14. HE MADE ROGER EBERT WATCH THE ANNA NICOLE SHOW.
Though Herzog doesn’t consume much pop culture, he did tell Vice that “I look with great interest at phenomena like WrestleMania. Or I used to watch the Anna Nicole Smith Show because there was a very strange cultural shift there.” He found the show so interesting that he even recommended it to film critic Roger Ebert. “I said to him, ‘Roger, you have to watch the Anna Nicole Smith show,’” he recounted in Interview magazine. “There's something big about it, a big shift in the wider public's concept of female beauty, in how vulgarity is invading everyday life more than ever before. And he said, ‘No, never in my life.’ But then he watched it.”
15. HE VISITS A DAM IN ITALY EVERY FEW YEARS.

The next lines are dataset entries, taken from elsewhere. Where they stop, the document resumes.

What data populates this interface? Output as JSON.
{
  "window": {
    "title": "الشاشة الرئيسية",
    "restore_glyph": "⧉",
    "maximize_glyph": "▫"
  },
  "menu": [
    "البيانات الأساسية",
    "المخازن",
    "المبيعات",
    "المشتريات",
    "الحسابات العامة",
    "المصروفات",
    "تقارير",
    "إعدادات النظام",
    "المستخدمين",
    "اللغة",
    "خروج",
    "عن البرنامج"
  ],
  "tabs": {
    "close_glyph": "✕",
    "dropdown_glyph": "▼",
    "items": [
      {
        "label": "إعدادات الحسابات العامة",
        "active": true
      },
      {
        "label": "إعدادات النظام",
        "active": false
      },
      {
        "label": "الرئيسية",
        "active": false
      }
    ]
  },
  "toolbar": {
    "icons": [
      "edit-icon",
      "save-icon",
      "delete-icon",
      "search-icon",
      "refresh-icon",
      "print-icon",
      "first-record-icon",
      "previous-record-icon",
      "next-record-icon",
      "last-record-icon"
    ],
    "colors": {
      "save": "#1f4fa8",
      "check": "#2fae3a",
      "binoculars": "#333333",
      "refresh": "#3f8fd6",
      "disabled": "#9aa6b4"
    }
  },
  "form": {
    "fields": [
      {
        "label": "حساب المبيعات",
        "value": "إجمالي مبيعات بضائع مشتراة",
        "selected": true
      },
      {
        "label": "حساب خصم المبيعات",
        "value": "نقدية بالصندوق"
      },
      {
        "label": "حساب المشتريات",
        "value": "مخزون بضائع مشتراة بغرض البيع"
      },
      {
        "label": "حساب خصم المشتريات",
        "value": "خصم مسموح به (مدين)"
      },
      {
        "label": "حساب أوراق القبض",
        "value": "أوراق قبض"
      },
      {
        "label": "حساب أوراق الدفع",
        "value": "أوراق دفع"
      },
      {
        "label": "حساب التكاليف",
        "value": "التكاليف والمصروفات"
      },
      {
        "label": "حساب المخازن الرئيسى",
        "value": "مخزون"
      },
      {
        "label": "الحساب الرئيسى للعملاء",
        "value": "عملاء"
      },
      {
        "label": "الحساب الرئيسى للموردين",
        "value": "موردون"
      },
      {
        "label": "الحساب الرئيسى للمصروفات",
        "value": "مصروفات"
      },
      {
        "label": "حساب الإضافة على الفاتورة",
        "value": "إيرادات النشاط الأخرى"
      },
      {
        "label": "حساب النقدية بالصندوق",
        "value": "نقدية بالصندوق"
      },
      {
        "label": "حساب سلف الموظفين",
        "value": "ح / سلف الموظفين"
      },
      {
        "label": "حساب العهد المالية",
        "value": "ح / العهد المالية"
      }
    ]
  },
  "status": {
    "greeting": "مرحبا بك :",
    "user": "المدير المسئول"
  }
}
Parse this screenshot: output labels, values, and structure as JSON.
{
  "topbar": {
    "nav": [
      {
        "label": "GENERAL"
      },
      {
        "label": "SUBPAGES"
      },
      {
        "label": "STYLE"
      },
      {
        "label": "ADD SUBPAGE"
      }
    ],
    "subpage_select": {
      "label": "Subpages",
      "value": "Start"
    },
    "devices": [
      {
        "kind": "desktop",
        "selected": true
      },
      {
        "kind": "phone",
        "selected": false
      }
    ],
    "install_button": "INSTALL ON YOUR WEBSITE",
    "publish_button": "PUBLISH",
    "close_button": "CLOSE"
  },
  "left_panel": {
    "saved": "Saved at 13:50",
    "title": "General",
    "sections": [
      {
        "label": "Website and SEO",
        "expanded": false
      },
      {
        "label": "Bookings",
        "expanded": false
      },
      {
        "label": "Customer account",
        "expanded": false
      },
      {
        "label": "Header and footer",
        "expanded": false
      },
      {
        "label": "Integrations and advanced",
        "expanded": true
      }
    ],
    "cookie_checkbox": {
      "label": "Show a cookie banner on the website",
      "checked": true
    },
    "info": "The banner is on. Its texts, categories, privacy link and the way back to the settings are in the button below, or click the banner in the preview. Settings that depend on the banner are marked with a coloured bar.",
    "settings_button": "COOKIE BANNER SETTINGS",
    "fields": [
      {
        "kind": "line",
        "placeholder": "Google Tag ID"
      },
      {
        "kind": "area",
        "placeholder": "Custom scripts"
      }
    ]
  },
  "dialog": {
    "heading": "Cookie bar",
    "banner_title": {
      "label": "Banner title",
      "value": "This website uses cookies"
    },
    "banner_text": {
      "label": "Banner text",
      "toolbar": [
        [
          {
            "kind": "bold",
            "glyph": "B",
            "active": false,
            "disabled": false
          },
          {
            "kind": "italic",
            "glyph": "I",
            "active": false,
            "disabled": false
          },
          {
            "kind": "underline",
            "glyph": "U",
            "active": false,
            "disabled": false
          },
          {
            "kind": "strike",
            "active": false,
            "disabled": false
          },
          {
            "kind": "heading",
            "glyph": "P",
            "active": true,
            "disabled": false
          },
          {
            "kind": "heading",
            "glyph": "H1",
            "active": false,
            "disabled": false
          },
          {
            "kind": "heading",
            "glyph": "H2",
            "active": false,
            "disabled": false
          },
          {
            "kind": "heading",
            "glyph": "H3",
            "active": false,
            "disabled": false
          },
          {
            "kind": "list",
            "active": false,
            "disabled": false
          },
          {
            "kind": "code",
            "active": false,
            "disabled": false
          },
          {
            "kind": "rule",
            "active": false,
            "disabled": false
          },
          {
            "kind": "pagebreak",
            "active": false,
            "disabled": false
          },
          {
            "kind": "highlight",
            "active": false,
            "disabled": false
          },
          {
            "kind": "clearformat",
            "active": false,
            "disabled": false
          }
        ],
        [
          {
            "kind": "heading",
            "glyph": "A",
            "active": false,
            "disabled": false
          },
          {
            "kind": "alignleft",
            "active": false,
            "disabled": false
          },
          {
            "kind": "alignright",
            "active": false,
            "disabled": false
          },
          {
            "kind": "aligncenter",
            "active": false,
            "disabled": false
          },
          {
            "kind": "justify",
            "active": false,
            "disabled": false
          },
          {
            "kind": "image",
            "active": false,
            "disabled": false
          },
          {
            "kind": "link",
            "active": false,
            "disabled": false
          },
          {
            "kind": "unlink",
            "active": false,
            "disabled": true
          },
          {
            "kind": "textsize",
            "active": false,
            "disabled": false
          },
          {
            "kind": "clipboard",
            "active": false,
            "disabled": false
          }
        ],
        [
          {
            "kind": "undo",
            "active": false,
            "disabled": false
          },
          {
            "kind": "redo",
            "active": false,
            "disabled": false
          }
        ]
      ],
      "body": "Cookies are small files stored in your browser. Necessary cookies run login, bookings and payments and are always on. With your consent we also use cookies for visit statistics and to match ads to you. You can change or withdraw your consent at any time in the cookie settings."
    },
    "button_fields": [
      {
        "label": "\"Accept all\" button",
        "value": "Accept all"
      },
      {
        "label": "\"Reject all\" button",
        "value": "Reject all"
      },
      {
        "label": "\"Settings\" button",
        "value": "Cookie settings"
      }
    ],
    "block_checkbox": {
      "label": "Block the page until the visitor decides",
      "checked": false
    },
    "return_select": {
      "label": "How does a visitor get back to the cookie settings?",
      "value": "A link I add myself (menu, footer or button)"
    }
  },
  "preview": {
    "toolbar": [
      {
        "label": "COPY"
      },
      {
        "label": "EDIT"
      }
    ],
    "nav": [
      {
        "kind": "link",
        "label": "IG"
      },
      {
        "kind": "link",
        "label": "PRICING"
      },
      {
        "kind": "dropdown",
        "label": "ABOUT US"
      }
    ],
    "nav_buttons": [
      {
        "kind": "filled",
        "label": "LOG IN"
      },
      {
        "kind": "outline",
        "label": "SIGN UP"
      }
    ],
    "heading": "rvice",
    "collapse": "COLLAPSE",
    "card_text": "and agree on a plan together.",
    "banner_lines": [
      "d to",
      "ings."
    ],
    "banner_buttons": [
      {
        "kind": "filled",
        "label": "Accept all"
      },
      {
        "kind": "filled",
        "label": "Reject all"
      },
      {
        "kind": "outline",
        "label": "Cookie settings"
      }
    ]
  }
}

Every four or five years, Herzog makes a pilgrimage to Vajont Dam, near Longarone in Italy. Fifty-two years ago, a landslide in the area caused a megatsunami that overtopped the dam and wiped out the town, killing 2000 people. “I have studied the place over and over,” Herzog told the AV Club. “I do my pilgrimages to the place. At its base, [the dam] is something like a hundred feet thick. ... The whole thing is about 180 meters at its highest, and it withstood the landslide coming into it. It’s still intact, and most of it will be intact hundreds of thousands of years from now. ... Whenever I’m not too far away, I love to go there. It was such a monumental folly, and it was foreseen by a geologist who warned and warned, but nobody would pay attention. Each time I return, I discover different aspects of it. It’s one of the great human-created catastrophes. It’s going to be a monument for hundreds of thousands of years.”